Add an Elasticsearch API Source for Cribl Search
Collect events sent via the Elasticsearch bulk API so you can search them fast with Cribl Search.
What’s an Elasticsearch API Source in Cribl Search?
A Cribl Search data source that receives events from systems that use the Elasticsearch bulk API, such as Beats and Elastic Agent, and stores them in a lakehouse engine for fast access.
Looking for the Elasticsearch API Source in Cribl Stream? See Elasticsearch API Source in Cribl Stream.
To search your Elasticsearch index with federated search-in-place queries, see Connect Cribl Search to Elasticsearch.
What You Need First
To set up this Source, you need:
- Cribl.Cloud Enterprise. For details, see Pricing.
- A lakehouse engine. Get one at lakehouse engines.
- Search Admin Permission, or higher. Learn who can do what at Cribl Search Permissions.
You don’t need Cribl Stream, Edge, or Lake.
Add an Elasticsearch API Source for Cribl Search
On the Cribl.Cloud top bar, select Products > Search > Data > Add Source > Elasticsearch API.
1. Describe Your Source
Under General, give your Source an ID and Description, so you and other Search Admins know what the Source is for and if it’s safe to modify.
The ID must be unique across your Workspace and can contain letters, numbers, underscores, and hyphens. Cribl Search
prefixes it with in_ on save (for example, elasticsearch_api becomes in_elasticsearch_api).
2. Note the Source Endpoint
Under General, note down the Address and Port. You’ll need them to configure your upstream Beats or Elastic Agent to send data here.
Keep the default port unless it conflicts with another service.
3. Set Up Encryption
TLS encryption protects your data in transit between upstream senders and this Source.
Under Encrypt, select Enabled, and set the Minimum TLS version you want to accept.
| TLS version | When to use |
|---|---|
| 1.3 | Recommended. Provides the best security. |
| 1.2 | Use only when connecting to older systems that don’t support TLS 1.3. |
| Older than 1.2 | Avoid if possible. These versions are no longer considered secure. |
4. Set Up Authentication
Authentication ensures only authorized senders can push data to your Source.

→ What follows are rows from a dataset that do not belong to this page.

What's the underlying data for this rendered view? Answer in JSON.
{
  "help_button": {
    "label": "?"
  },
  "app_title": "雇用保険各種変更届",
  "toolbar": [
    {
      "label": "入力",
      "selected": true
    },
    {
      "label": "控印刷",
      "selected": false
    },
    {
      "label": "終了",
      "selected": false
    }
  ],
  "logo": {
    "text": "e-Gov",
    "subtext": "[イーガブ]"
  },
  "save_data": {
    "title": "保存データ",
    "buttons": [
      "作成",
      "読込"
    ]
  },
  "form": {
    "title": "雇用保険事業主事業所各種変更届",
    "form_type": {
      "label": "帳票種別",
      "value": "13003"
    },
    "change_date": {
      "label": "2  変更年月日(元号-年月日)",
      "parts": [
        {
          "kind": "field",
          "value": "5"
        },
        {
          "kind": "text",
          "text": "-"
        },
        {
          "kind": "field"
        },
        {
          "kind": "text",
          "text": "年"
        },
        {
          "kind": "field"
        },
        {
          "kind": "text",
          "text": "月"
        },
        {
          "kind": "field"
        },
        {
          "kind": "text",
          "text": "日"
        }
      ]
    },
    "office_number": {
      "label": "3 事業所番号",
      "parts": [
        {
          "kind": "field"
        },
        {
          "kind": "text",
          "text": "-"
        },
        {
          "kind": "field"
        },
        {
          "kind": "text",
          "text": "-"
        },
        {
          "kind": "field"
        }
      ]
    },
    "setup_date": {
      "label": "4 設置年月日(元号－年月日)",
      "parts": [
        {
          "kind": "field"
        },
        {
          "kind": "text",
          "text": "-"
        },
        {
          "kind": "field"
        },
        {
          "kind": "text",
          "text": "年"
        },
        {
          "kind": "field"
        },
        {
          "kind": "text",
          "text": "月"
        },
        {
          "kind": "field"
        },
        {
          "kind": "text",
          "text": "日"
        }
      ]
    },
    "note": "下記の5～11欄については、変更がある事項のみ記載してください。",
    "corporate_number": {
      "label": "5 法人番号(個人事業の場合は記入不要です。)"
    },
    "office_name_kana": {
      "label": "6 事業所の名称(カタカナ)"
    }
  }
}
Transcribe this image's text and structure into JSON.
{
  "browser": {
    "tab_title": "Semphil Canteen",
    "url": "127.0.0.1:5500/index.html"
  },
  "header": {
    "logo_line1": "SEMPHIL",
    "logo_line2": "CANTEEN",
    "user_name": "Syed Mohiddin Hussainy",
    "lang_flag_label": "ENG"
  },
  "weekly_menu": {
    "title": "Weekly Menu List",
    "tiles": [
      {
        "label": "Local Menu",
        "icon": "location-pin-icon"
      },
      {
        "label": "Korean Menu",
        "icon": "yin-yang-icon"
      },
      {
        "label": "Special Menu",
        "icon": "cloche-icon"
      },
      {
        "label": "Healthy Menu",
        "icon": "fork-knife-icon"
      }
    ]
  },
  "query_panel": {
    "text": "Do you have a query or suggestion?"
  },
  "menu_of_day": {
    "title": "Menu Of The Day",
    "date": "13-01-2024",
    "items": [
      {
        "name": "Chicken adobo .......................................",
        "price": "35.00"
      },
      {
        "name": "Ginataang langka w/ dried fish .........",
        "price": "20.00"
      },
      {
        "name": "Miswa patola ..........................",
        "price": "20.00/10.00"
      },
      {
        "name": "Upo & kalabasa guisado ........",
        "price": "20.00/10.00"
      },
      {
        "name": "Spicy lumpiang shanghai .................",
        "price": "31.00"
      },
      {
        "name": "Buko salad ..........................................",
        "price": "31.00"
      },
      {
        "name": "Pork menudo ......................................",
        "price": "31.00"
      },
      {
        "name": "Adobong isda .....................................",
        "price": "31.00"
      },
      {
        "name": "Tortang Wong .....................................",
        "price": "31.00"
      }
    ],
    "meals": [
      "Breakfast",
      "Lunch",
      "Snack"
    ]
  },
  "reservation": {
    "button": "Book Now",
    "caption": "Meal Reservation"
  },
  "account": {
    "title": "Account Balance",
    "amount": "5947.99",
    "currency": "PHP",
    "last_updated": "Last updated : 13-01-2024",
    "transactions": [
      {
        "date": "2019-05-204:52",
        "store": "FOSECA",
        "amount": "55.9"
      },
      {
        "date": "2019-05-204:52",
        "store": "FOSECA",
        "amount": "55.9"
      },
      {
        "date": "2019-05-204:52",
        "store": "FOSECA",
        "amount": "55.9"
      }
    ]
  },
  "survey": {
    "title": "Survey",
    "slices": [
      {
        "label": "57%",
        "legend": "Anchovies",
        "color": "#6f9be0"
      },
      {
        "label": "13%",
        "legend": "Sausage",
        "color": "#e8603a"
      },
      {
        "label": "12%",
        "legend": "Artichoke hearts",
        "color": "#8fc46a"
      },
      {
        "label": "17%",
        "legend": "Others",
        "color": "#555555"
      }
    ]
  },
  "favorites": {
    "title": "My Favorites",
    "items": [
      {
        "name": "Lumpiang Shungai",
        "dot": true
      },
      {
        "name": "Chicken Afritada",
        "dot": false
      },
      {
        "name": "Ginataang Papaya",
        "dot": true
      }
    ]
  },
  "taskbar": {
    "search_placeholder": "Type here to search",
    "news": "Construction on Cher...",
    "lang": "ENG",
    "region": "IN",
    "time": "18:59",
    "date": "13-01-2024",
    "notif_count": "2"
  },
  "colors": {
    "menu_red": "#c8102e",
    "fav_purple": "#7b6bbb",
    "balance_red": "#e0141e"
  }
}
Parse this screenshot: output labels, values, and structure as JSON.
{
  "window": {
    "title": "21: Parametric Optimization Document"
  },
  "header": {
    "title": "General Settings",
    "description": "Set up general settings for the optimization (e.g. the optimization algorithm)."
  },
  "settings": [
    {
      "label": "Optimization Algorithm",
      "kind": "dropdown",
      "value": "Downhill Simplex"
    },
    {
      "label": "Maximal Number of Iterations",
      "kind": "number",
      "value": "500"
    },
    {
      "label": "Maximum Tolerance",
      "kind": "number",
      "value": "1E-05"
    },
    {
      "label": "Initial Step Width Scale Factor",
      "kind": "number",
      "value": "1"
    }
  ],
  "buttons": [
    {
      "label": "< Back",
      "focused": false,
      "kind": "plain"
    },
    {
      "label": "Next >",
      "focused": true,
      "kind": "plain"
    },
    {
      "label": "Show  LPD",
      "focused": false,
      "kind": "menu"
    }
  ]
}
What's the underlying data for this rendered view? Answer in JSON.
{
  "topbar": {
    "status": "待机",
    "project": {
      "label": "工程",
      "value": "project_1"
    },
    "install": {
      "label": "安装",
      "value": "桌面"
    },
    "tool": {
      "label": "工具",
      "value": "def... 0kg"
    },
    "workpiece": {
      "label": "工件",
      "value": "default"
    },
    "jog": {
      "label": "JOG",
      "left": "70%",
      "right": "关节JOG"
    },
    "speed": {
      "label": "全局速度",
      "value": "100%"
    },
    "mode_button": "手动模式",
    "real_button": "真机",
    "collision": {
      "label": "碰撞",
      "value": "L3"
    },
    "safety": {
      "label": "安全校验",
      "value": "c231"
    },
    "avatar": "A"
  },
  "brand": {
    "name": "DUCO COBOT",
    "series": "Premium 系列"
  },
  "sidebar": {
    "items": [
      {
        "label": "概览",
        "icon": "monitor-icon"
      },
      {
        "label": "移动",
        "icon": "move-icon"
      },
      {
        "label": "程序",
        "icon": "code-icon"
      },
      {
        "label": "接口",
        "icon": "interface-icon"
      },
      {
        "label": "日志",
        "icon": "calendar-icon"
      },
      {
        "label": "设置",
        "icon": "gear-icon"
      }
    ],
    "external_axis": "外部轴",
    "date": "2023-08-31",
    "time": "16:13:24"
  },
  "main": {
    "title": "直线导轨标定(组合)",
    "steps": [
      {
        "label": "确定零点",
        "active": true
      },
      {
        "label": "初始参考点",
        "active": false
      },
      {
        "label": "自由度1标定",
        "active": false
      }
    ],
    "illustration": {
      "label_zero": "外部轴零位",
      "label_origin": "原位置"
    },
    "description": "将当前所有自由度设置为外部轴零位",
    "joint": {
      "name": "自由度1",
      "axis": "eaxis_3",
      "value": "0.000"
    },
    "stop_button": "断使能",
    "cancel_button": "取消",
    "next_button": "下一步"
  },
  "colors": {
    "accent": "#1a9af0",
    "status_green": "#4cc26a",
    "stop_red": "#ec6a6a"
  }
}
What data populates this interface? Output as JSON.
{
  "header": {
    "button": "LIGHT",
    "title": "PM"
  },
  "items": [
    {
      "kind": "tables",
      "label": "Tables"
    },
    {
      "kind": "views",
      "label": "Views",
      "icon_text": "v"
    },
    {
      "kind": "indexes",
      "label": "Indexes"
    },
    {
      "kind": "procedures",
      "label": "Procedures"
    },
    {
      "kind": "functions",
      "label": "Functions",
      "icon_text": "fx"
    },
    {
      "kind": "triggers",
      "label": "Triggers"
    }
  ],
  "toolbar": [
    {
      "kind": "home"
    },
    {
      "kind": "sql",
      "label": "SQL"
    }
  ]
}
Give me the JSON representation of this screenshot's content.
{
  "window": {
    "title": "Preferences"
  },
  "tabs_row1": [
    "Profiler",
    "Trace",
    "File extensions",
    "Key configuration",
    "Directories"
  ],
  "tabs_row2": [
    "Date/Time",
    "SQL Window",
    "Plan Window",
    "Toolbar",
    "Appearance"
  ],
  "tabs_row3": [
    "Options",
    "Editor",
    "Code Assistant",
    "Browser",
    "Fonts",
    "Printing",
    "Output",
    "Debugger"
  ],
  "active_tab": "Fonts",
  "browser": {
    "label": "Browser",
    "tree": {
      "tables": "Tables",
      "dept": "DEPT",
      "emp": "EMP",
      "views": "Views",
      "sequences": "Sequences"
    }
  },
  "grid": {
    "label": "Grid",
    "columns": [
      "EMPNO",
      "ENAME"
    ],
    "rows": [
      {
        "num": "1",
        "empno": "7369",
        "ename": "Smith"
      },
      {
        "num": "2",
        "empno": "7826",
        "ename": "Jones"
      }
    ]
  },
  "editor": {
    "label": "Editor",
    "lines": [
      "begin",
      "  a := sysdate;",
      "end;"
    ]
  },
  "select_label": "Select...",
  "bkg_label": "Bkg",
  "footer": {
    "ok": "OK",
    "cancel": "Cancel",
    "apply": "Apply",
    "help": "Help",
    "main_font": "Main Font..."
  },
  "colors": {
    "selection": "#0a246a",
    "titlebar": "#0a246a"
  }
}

Under Authentication, select the Authentication type you want to use:
- None: No authentication. Use only for testing or trusted internal networks.
- Basic: Authenticate with a username and password.
- Basic (credentials secret): Authenticate with a stored text secret that holds the credentials.
- Auth Tokens: Authenticate with bearer tokens.
Basic
Authenticate with a username and password that you set for Cribl Search. This is what your upstream sender (such as Beats or Elastic Agent) will need to provide when sending data to your Source endpoint.
When setting up authentication for your Elasticsearch API Source:
- Under Authentication, select Basic.
- Create a new Username and Password for this Source.
- Configure Elasticsearch to provide the new username and password when sending data to your Source endpoint.
Basic (Credentials Secret)
Authenticate using a stored credentials secret instead of entering a username and password directly. This keeps credentials out of your Source configuration and makes them easier to rotate.
When setting up authentication for your Elasticsearch API Source:
- Under Authentication, select Basic (credentials secret).
- In Credentials secret, select a stored text secret that holds the credentials, or choose Create to add a new one (see Create and Manage Secrets).
- Configure Elasticsearch to provide the secret when sending data to your Source endpoint.
Auth Tokens
An authentication token is a secret shared between Cribl Search and your upstream Elasticsearch instances. Using tokens ensures only authorized senders can push data to your Source.
When setting up authentication for your Elasticsearch API Source:
- Under Authentication, select Auth Tokens.
- Select Add Token, and configure:
- Token secret (text secret): Select a stored text secret that holds the token, or choose Create to add a new one (see Create and Manage Secrets).
- Enable token: Turn on to require this token for incoming requests to your Source. Disable only when testing without authentication.
Next Steps
Confirm with Save. Now, you’re ready to:
- Set Datatype rules for parsing your data. See Shape Your Data.
- Set Dataset rules for organizing your data. See Organize Your Data.
- Configure your Beats or Elastic Agent to send data to the Source endpoint.